The verbal and mental sparring that had taken place that day between Deputy AG Bill Stokes, Dennis’s attorney Steve Peterson, and the expert witnesses, was as dramatic as anything portrayed on the screen, only much more so because there was no script, and the stakes were huge for Dennis.

Supporter Weld Henshaw, a retired Boston attorney of note, who was sitting next to me, called the final flurry between Stokes and our expert witness, Dr. Greg Hampikian, the most riveting courtroom exchange he could ever recall.

As it was obvious that Dr. Hampikian, in his quiet but resolute manner, was scoring major points against the increasingly frantic and even badgering Deputy AG, Steve Peterson wisely did not interfere, nor ask for the opportunity to rebut. The fact that Stokes did not call back any of his expert witnesses, whom Hampikian had previously deflated, was most telling. It was a once-in-a-lifetime show.

Also vivid in my memory is the flawless performance on the stand on Tuesday of our own Carol Waltman. Calmly and authoritatively, she reviewed the chain of possession of the two thumbnails on their delivery to the CBR labs, and the process of obtaining Dennis’s blood sample, despite a lack of cooperation from Maine officials. Backed by her pages upon pages of minutely detailed logs, she convincingly removed these issues from any contention.

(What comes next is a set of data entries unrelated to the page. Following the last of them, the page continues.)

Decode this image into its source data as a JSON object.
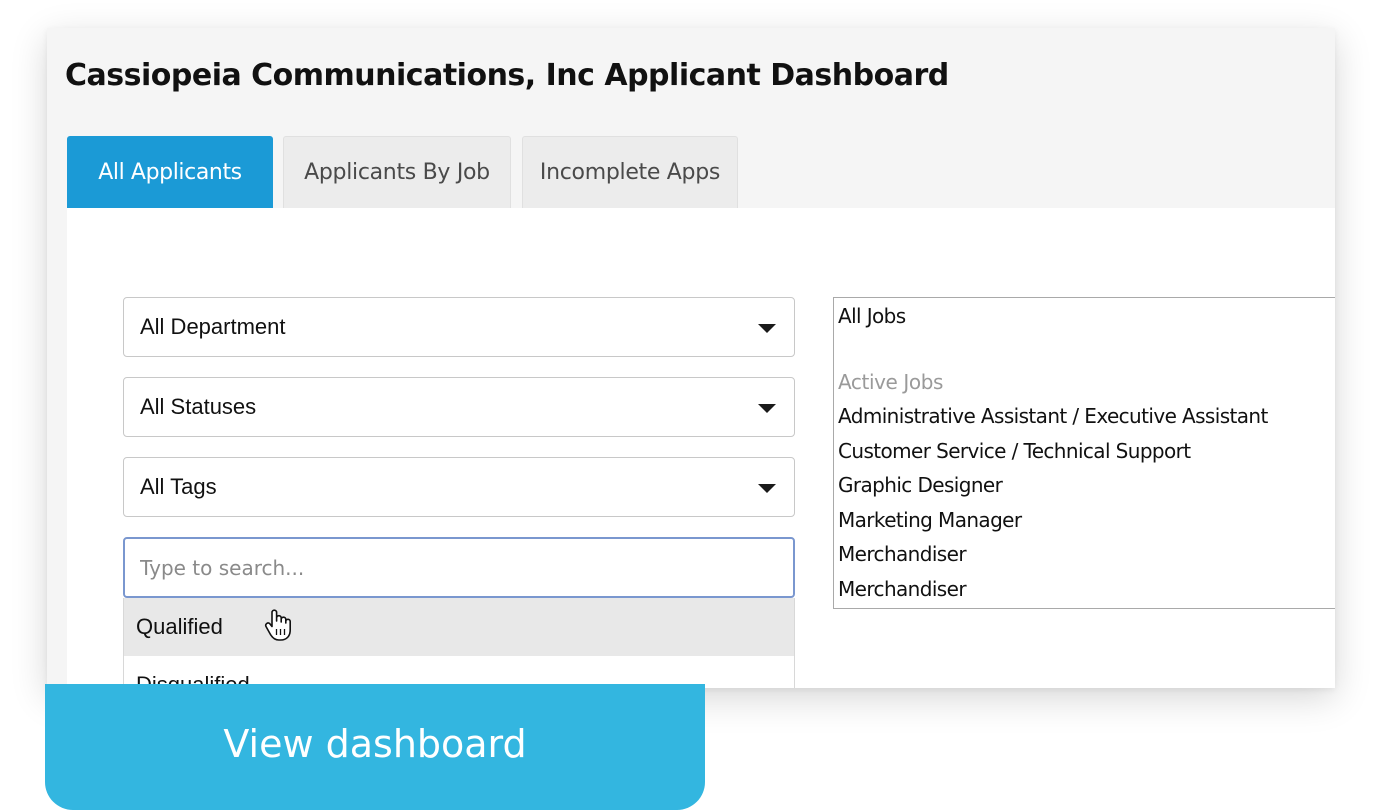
{
  "page": {
    "title": "Cassiopeia Communications, Inc Applicant Dashboard"
  },
  "tabs": [
    {
      "label": "All Applicants",
      "active": true
    },
    {
      "label": "Applicants By Job",
      "active": false
    },
    {
      "label": "Incomplete Apps",
      "active": false
    }
  ],
  "filters": {
    "department": {
      "value": "All Department"
    },
    "status": {
      "value": "All Statuses"
    },
    "tags": {
      "value": "All Tags"
    }
  },
  "search": {
    "placeholder": "Type to search...",
    "value": "",
    "options": [
      "Qualified",
      "Disqualified"
    ],
    "hovered_option": "Qualified"
  },
  "jobs_list": {
    "all_label": "All Jobs",
    "group_label": "Active Jobs",
    "items": [
      "Administrative Assistant / Executive Assistant",
      "Customer Service / Technical Support",
      "Graphic Designer",
      "Marketing Manager",
      "Merchandiser",
      "Merchandiser"
    ]
  },
  "cta": {
    "label": "View dashboard"
  },
  "colors": {
    "accent": "#1b9ad6",
    "cta": "#33b6e0",
    "focus_border": "#7a97cf",
    "hover_row": "#e8e8e8"
  },
  "icons": {
    "select_caret": "caret-down-icon",
    "pointer": "hand-cursor-icon"
  }
}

Friday night I visited Dennis at Warren, where he had returned that day. His stomach was still upset from nerves, but he was greatly relieved to have it all behind him. He said he could not find sufficient words to describe the superlative performances of Steve Peterson and also Greg Hampikian. He knew that he could not have hoped for more brilliant and competent representation.

He expressed sincere sympathy at the sight of the suffering from Parkinson’s disease of one of his chief tormentors from his 1989 trial. He had had his first good look at the night stars in 24 years from the window of his cell at the Cumberland County Jail. And on one of his nights there a high jail official had come to his cell for the express purpose of shaking his hand and wishing him well. That meant a very great deal to him.